By Robert J. Samuelson (THE WASHINGTON POST, 16/07/08):
We’ve been having the wrong discussion about globalization. For years, we’ve argued over whether this or that industry and its workers might suffer from imports and whether the social costs were worth the economic gains from foreign products, technologies and investments. By and large, the answer has been yes. But the harder questions, I think, lie elsewhere. Is an increasingly interconnected world economy basically stable? Or does it generate periodic crises that harm everyone and spawn international conflict?
These questions go to the core of a great puzzle: the yawning gap between the U.S. economy’s actual performance (poor, but not horrific) and mass psychology (almost horrific). June’s unemployment rate of 5.5 percent, though up from 4.4 percent in early 2007, barely exceeds the average of 5.4 percent since 1990. Contrast that with consumer confidence, as measured by the Reuters-University of Michigan survey. It’s at the lowest point since 1952 with two exceptions (April and May 1980).
Granted, the present U.S. economic slowdown — maybe already a recession — stems mostly from familiar domestic causes, dominated by the burst housing “bubble.” The Bush administration’s rescue of Fannie Mae and Freddie Mac, the struggling government-sponsored housing enterprises, is the latest reminder. Still, global factors, notably high oil and food prices, have aggravated the slump. The line between what’s local and what’s global seems increasingly blurred, and there is a general anxiety that we are in the grip of mysterious worldwide forces.
The good that globalization has done is hard to dispute. Trade-driven economic growth and technology transfer have alleviated much human misery. If present economic trends continue (a big “if”), the worldwide middle class will expand by 2 billion by 2030, estimates a Goldman Sachs study. (Goldman’s definition of middle class: people with incomes from $6,000 to $30,000.) In the United States, imports and foreign competition have raised incomes by 10 percent since World War II, some studies suggest. Job losses, though real, are often exaggerated.
But a disorderly global economy could reverse these advances. By disorderly I mean an economy plagued by financial crises, interruptions of crucial supplies (oil, obviously), trade wars or violent business cycles. This is globalization’s Achilles’ heel. Connections among countries have deepened and become more contradictory. Take oil producers. On one hand, high oil prices hurt advanced countries. But on the other, oil countries have an interest in keeping advanced countries prosperous, because that’s where much surplus oil wealth is invested.

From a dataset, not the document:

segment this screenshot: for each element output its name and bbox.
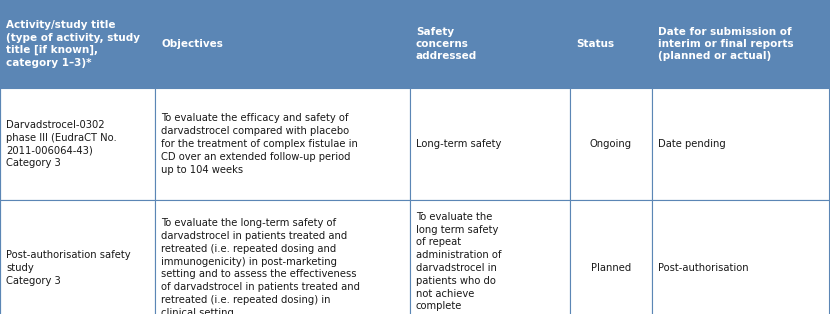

Vast global flows of money threaten unintended side effects. Foreigners own more than $1 trillion of debt issued or guaranteed by Fannie Mae and Freddie Mac, reports economist Harm Bandholz of UniCredit. In the past six years, he notes, foreigners have purchased $5.7 trillion of U.S. stocks and bonds. Bandholz says the inflow of money cut U.S. interest rates by 0.75 percentage points. So: Surplus savings from Asia and the Middle East, funneled into U.S. financial markets, may have abetted the “subprime” mortgage crisis by encouraging sloppy American credit practices. Too much money chased too few good investment opportunities.
A loss of confidence in U.S. financial markets could be calamitous; that was one reason for the rescue of Fannie and Freddie. But just possibly, we’re at a crucial — and desirable — turning point. For several decades, the U.S. economy has been the world’s economic locomotive. Americans borrowed and shopped; the U.S. trade deficit ballooned to $759 billion in 2006, stimulating exports from other countries. The trouble is that this pattern of growth could not continue indefinitely, because it required that Americans raise their debt burdens indefinitely. Now, China and other emerging markets may be moving beyond export-led growth. Unfortunately, that shift could abort, if high inflation (8 percent in China and India) derails domestic expansion.

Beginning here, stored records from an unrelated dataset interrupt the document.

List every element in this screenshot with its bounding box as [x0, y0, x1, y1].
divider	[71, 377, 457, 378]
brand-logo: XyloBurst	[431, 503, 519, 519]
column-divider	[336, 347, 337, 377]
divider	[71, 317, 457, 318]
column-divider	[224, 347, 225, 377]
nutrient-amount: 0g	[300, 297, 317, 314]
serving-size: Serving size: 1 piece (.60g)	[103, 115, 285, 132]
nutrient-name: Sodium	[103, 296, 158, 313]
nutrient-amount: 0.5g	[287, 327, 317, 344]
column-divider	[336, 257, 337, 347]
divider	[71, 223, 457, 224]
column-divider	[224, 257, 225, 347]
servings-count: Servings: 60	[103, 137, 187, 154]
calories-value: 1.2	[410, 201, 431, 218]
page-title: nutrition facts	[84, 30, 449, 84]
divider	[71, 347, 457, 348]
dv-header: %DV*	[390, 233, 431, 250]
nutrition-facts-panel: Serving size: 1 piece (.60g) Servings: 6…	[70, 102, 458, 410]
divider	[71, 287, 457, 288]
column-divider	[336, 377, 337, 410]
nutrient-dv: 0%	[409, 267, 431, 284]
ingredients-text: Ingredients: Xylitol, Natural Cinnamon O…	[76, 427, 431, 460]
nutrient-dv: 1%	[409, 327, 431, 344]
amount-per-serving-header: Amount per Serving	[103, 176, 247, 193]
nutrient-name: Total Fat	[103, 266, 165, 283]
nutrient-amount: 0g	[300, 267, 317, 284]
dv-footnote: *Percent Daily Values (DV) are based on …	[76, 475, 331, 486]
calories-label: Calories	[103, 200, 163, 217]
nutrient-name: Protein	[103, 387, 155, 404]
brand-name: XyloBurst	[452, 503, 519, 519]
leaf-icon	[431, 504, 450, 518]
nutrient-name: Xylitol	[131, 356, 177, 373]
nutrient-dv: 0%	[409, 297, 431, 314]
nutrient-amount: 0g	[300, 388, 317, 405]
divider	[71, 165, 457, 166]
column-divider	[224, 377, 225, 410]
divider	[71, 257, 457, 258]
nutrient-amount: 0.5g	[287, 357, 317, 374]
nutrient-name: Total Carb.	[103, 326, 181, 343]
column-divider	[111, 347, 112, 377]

Today’s global economy baffles experts — corporate executives, bankers, economists — as much as it puzzles ordinary people. Countries are growing economically more interdependent and politically more nationalistic. This is a combustible combination. The old global economy had few power centers (the United States, Europe, Japan), was defined mainly by trade and was committed to the dollar as the central currency. Its major countries shared democratic values and alliances. Today’s global economy has many power centers (including China, Saudi Arabia and Russia), is also defined by finance and is exploring currency alternatives to the dollar. Major trading nations now lack common political values and alliances.
It is no more possible to undo globalization than it was possible, in the 19th century, to undo the Industrial Revolution. But our understanding of international markets, shaped by impersonal economic forces and explicit political decisions, is poor. Countries try to maximize their advantages rather than make the system work for everyone. Considering how much could go wrong, the record is so far remarkably favorable. Alas, that’s no guarantee for the future.